Ах, только бы тройка не сбилась бы с круга,
не смолк бубенец под дугой…
Две вечных подруги — любовь и разлука —
не ходят одна без другой.
Мы сами раскрыли ворота, мы сами
счастливую тройку впрягли,
и вот уже что-то сияет пред нами,
но что-то погасло вдали.
Святая наука — расслышать друг друга
сквозь ветер, на все времена…
Две странницы вечных — любовь и разлука —
поделятся с нами сполна.
Чем дольше живем мы, тем годы короче,
тем слаще друзей голоса.
Ах, только б не смолк под дугой колокольчик,
глаза бы глядели в глаза.
То берег — то море, то солнце — то вьюга,
то ангелы — то воронье…
Две вечных дороги — любовь и разлука —
проходят сквозь сердце мое.
«Всему времечко свое: лить дождю, земле вращаться…»
Всему времечко свое: лить дождю, земле вращаться,
знать, где первое прозренье, где последняя черта…
Началася вдруг война — не успели попрощаться,
адресами обменяться, не успели ни черта.
Где встречались мы потом?

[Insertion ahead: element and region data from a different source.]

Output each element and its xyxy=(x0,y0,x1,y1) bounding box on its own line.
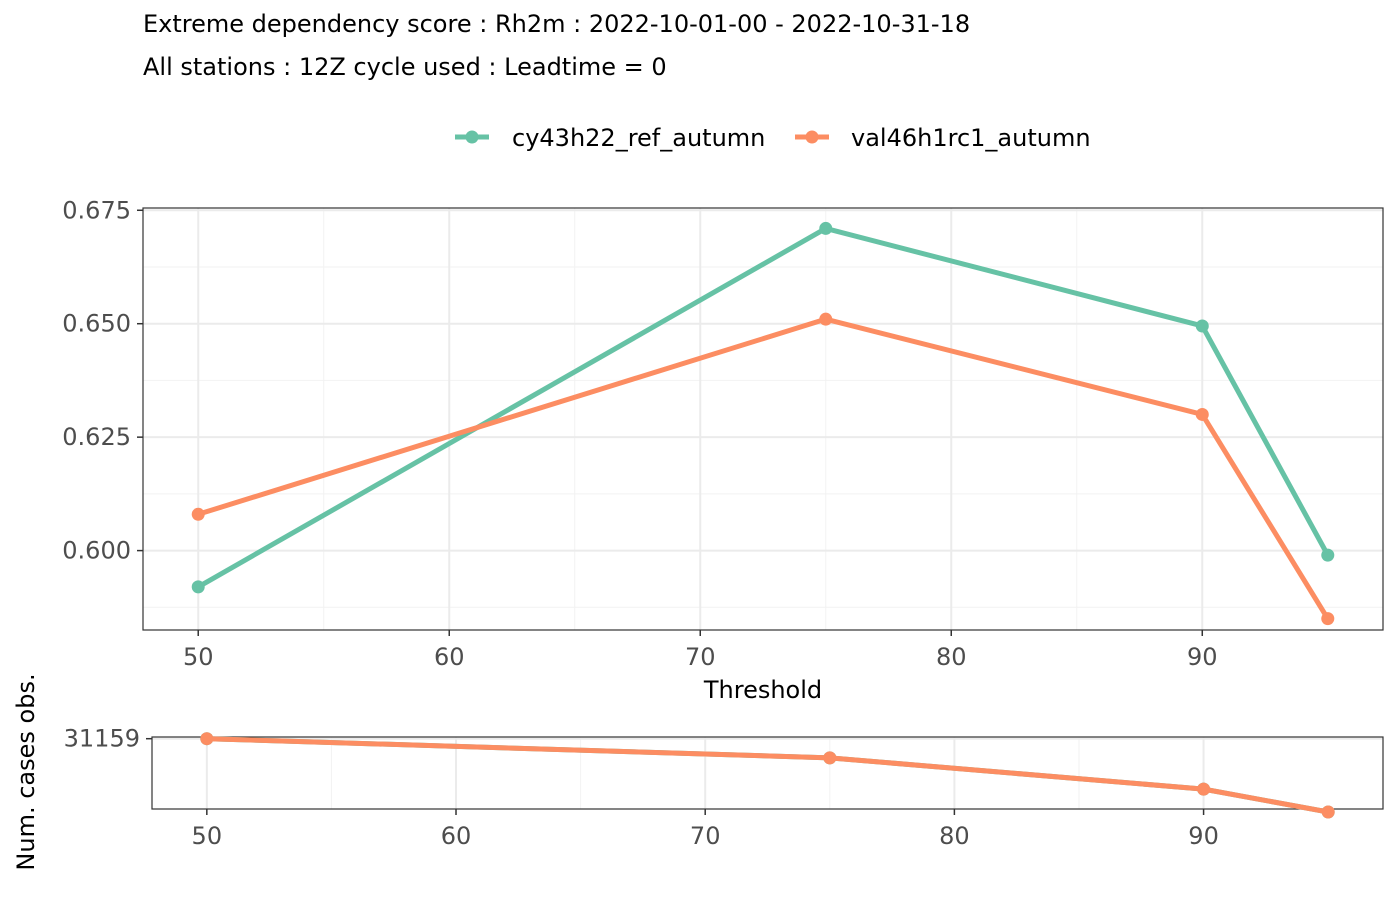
main-data-point xyxy=(191,580,205,594)
main-x-tick-label: 80 xyxy=(936,643,967,671)
legend-item: cy43h22_ref_autumn xyxy=(455,124,765,152)
cases-panel-border xyxy=(151,736,1384,810)
cases-series-line xyxy=(204,736,1331,815)
legend-label: val46h1rc1_autumn xyxy=(851,124,1091,152)
cases-series-line xyxy=(204,736,1331,815)
main-x-tick-label: 90 xyxy=(1187,643,1218,671)
main-y-tick-label: 0.650 xyxy=(62,310,131,338)
legend-item: val46h1rc1_autumn xyxy=(795,124,1091,152)
main-data-point xyxy=(1321,548,1335,562)
main-x-tick-label: 70 xyxy=(685,643,716,671)
cases-panel: 50 60 70 80 90 31159 Num. cases obs. xyxy=(12,673,1384,871)
main-y-tick-label: 0.600 xyxy=(62,537,131,565)
main-data-point xyxy=(819,221,833,235)
main-series-line xyxy=(195,316,1331,622)
cases-data-point xyxy=(1197,782,1211,796)
main-data-point xyxy=(1195,319,1209,333)
cases-data-point xyxy=(1321,805,1335,819)
cases-data-point xyxy=(200,732,214,746)
cases-y-axis-title: Num. cases obs. xyxy=(12,673,40,870)
main-data-point xyxy=(1321,612,1335,626)
main-data-point xyxy=(1195,407,1209,421)
legend: cy43h22_ref_autumn val46h1rc1_autumn xyxy=(455,124,1091,152)
cases-y-tick-label: 31159 xyxy=(64,725,140,753)
main-x-tick-label: 60 xyxy=(434,643,465,671)
legend-label: cy43h22_ref_autumn xyxy=(512,124,765,152)
main-y-tick-label: 0.675 xyxy=(62,196,131,224)
cases-x-tick-label: 60 xyxy=(441,822,472,850)
chart-title: Extreme dependency score : Rh2m : 2022-1… xyxy=(143,10,971,38)
main-x-axis-title: Threshold xyxy=(703,676,822,704)
main-data-point xyxy=(819,312,833,326)
legend-key-point xyxy=(465,130,479,144)
cases-x-tick-label: 70 xyxy=(690,822,721,850)
main-y-tick-label: 0.625 xyxy=(62,423,131,451)
cases-x-tick-label: 80 xyxy=(939,822,970,850)
main-panel: 50 60 70 80 90 0.600 0.625 0.650 0.675 Threshold xyxy=(62,196,1384,704)
cases-x-tick-label: 50 xyxy=(192,822,223,850)
main-panel-border xyxy=(142,207,1384,631)
main-series-line xyxy=(195,225,1331,590)
legend-key-point xyxy=(805,130,819,144)
main-x-tick-label: 50 xyxy=(183,643,214,671)
chart-subtitle: All stations : 12Z cycle used : Leadtime… xyxy=(143,53,667,81)
cases-x-tick-label: 90 xyxy=(1188,822,1219,850)
main-data-point xyxy=(191,507,205,521)
cases-data-point xyxy=(823,751,837,765)
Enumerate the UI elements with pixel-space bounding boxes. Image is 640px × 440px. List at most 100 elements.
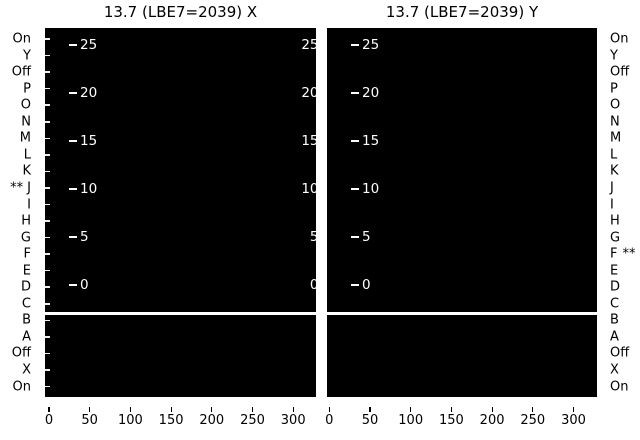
- row-tick: [45, 187, 50, 189]
- y-axis-label-left: On: [12, 31, 31, 47]
- x-tick-mark: [491, 407, 493, 412]
- y-axis-label-right: M: [610, 130, 622, 146]
- y-axis-label-right: N: [610, 114, 620, 130]
- y-axis-label-right: Y: [610, 48, 618, 64]
- y-axis-label-right: Off: [610, 345, 630, 361]
- x-tick-mark: [170, 407, 172, 412]
- y-axis-label-right: E: [610, 263, 619, 279]
- y-axis-label-left: On: [12, 379, 31, 395]
- x-tick-label: 150: [158, 413, 184, 428]
- marked-channel-indicator: **: [622, 246, 636, 262]
- row-tick: [45, 220, 50, 222]
- inner-y-tick-dash: [350, 44, 359, 46]
- x-tick-mark: [410, 407, 412, 412]
- y-axis-label-left: G: [20, 230, 31, 246]
- x-tick-mark: [48, 407, 50, 412]
- y-axis-label-left: ** J: [10, 180, 31, 196]
- row-tick: [45, 137, 50, 140]
- row-tick: [45, 336, 50, 338]
- x-tick-mark: [369, 407, 371, 412]
- y-axis-label-right: F **: [610, 246, 636, 262]
- plot-panel-y: 25 20 15 10 5 0: [327, 28, 597, 397]
- inner-y-tick-label: 15: [362, 133, 380, 149]
- x-tick-mark: [450, 407, 453, 412]
- inner-y-tick-dash: [350, 92, 359, 94]
- inner-y-tick-label: 20: [80, 85, 98, 101]
- panel-separator-line: [327, 311, 597, 315]
- y-axis-label-left: Off: [11, 345, 31, 361]
- inner-y-tick-dash: [68, 284, 77, 286]
- y-axis-label-right: A: [610, 329, 619, 345]
- y-axis-label-left: N: [21, 114, 31, 130]
- x-tick-label: 300: [561, 413, 586, 428]
- row-tick: [45, 385, 50, 388]
- x-tick-mark: [292, 407, 294, 412]
- row-tick: [45, 369, 50, 371]
- y-axis-label-left: C: [21, 296, 31, 312]
- y-axis-label-right: On: [610, 31, 629, 47]
- inner-y-tick-dash: [68, 44, 77, 46]
- y-axis-label-left: E: [22, 263, 31, 279]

Где нам выпала прописка?
Где сходились наши души, воротясь с передовой?
На поверхности ль земли? Под пятой ли обелиска?
В гастрономе ли арбатском? В черной туче ль грозовой?
Всяк неправедный урок впрок затвержен и заучен,
ибо праведных уроков не бывает. Прах и тлен.
Руку на сердце кладя, разве был я невезучим?
А вот надо ж, сердце стынет в ожиданье перемен.
Гордых гимнов, видит Бог, я не пел окопной каше.
От разлук не зарекаюсь и фортуну не кляну…
Но на мягкое плечо, на вечернее, на ваше,
если вы не возражаете, я голову склоню.
У парижского спаниеля лик французского короля,
не погибшего на эшафоте, а достигшего славы и лени:
набекрень паричок рыжеватый, милосердие
в каждом движенье,
а в глазах, голубых и счастливых, отражаются
жизнь и земля.
На бульваре Распай, как обычно, господин
Доминик у руля.
И в его ресторанчике тесном заправляют
полдневные тени,
петербургскою ветхой салфеткой прикрывая
от пятен колени,
розу красную в лацкан вонзая, скатерть белую
с хрустом стеля.
Этот полдень с отливом зеленым между нами
по горстке деля,
как стараются неутомимо Бог, Природа, Судьба,
Провиденье,
короли, спаниели, и розы, и питейные все заведенья,
Сколько прелести в этом законе! Но и грусти
порой… Voilà!
Если есть еще позднее слово, пусть замолвят его
обо мне.
Я прошу не о вечном блаженстве — о минуте
возвышенной пробы,
где возможны, конечно, утраты и отчаянье даже,
но чтобы —
милосердие в каждом движенье и красавица
в каждом окне!
«Собрался к маме — умерла…»
Собрался к маме — умерла,
к отцу хотел — а он расстрелян,
и тенью черного орла
горийского весь мир застелен.
И, измаравшись в той тени,
нажравшись выкриков победных,
вот что хочу спросить у бедных,
пока еще бедны они:
собрался к маме — умерла,
к отцу подался — застрелили…
Так что ж спросить-то позабыли,
верша великие дела:
отец и мать нужны мне были?
…В чем философия была?
Музыкант играл на скрипке — я в глаза ему глядел.
Я не то чтоб любопытствовал — я по небу летел.
Я не то чтобы от скуки — я надеялся понять,
как умеют эти руки эти звуки извлекать
из какой-то деревяшки, из каких-то грубых жил,
из какой-то там фантазии, которой он служил?
Да еще ведь надо пальцы знать к чему прижать когда,
чтоб во тьме не затерялась гордых звуков череда.
Да еще ведь надо в душу к нам проникнуть и поджечь…
А чего с ней церемониться? Чего ее беречь?
Счастлив дом, где пенье скрипки наставляет нас
на путь
и вселяет в нас надежды… Остальное как-нибудь.
Счастлив инструмент, прижатый к угловатому плечу,
по чьему благословению я по небу лечу.
Счастлив тот, чей путь недолог, пальцы злы,
смычок остер,
музыкант, соорудивший из души моей костер.
А душа, уж это точно, ежели обожжена,
справедливей, милосерднее и праведней она.
Грозной битвы пылают пожары,
и пора уж коней под седло.
Изготовились к схватке гусары:
их счастливое время пришло.
Впереди — командир, на нем новый мундир,
а за ним — эскадрон после зимних квартир.
А молодой гусар, в Амалию влюбленный,
он всё стоит пред ней коленопреклоненный.